Use of systemic corticosteroids within 6 months of entry.
Evidence of drug-induced liver injury.
Current use of any drug known to have or suspected of having therapeutic activity in hepatitis C, or any immunosuppressive drug (including corticosteroids).
Evidence of any other liver disease including hepatitis B, hepatitis delta, alcoholic liver disease, primary biliary cirrhosis, sclerosing cholangitis, autoimmune hepatitis, hemochromatosis, alpha 1-antitrypsin deficiency, or Wilson's disease.
Alpha-fetoprotein > 200 ng/mL.
Child-Pugh "B" or "C" cirrhosis (score of 7 or more points), either currently or at any occasion in the past.
Decompensated liver disease based on a history of hepatic encephalopathy, bleeding varices or a history of detection of stigmata of recent bleeding on existing varices, or ascites.
HIV infection diagnosed by HIV seropositivity and confirmed by Western blot.
Concomitant or prior history of malignancy other than curatively treated skin cancer or surgically cured in situ carcinoma of the cervix.
Active infectious process other than HCV that is not of a self-limited nature.
Rheumatoid arthritis or other autoimmune disease (serum ANA > 1:160.).
Pregnancy as documented by a urine pregnancy test.

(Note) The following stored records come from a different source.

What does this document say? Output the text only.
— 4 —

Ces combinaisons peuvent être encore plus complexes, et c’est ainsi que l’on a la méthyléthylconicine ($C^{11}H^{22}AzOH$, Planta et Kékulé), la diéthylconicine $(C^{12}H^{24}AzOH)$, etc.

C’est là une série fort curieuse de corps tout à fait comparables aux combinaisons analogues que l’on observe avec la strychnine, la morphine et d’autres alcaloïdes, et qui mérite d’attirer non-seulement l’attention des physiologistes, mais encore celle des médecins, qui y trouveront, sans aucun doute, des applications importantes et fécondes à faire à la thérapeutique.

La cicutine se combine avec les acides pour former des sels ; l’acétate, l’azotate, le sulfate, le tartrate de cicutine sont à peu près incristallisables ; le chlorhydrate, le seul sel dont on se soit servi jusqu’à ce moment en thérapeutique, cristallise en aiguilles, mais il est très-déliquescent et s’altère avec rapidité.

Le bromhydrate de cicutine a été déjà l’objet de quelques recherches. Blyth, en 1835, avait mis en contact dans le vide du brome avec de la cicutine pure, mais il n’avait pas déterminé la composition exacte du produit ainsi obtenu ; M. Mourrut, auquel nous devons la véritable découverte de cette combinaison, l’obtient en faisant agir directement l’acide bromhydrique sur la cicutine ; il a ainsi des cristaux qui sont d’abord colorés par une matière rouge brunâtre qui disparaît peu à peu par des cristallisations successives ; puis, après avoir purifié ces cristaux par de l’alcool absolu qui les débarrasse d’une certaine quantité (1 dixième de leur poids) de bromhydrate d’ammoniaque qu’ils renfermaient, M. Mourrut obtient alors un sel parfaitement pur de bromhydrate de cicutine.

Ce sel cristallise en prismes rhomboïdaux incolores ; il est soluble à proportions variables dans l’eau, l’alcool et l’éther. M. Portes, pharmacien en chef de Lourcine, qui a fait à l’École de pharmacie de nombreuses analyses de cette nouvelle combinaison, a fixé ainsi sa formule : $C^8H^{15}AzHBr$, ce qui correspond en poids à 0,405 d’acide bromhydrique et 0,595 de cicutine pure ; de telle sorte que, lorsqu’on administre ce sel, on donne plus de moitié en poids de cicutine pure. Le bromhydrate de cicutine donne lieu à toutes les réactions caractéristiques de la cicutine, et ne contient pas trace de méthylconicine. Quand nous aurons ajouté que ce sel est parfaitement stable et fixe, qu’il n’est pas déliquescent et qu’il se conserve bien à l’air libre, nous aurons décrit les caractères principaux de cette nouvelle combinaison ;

Alcohol or intravenous drug abuse within the previous 1 year.
Chronic use of methadone.
Patients who are poor medical risk or who have any non-malignant systemic disease that, in the opinion of the investigator, would make it unlikely that the patient could complete the protocol.
Patients with a history of severe depression that required either hospitalization or electroshock therapy; or depression associated with suicide attempt.
Patients with significant pre-existing cardiac or pulmonary disease.
Recipients of transplants.
Patients with uncontrolled seizure disorder.
Any indication that the patient would not comply with the conditions of the study protocol.
Previous treatment with thymosin alpha 1.
Patients with known hypersensitivity to IFN a.
Simultaneous participation in another investigational drug study, or participation in any clinical trial involving investigational drugs within 3 months of study entry.
Family history of intracerebral hemorrhage.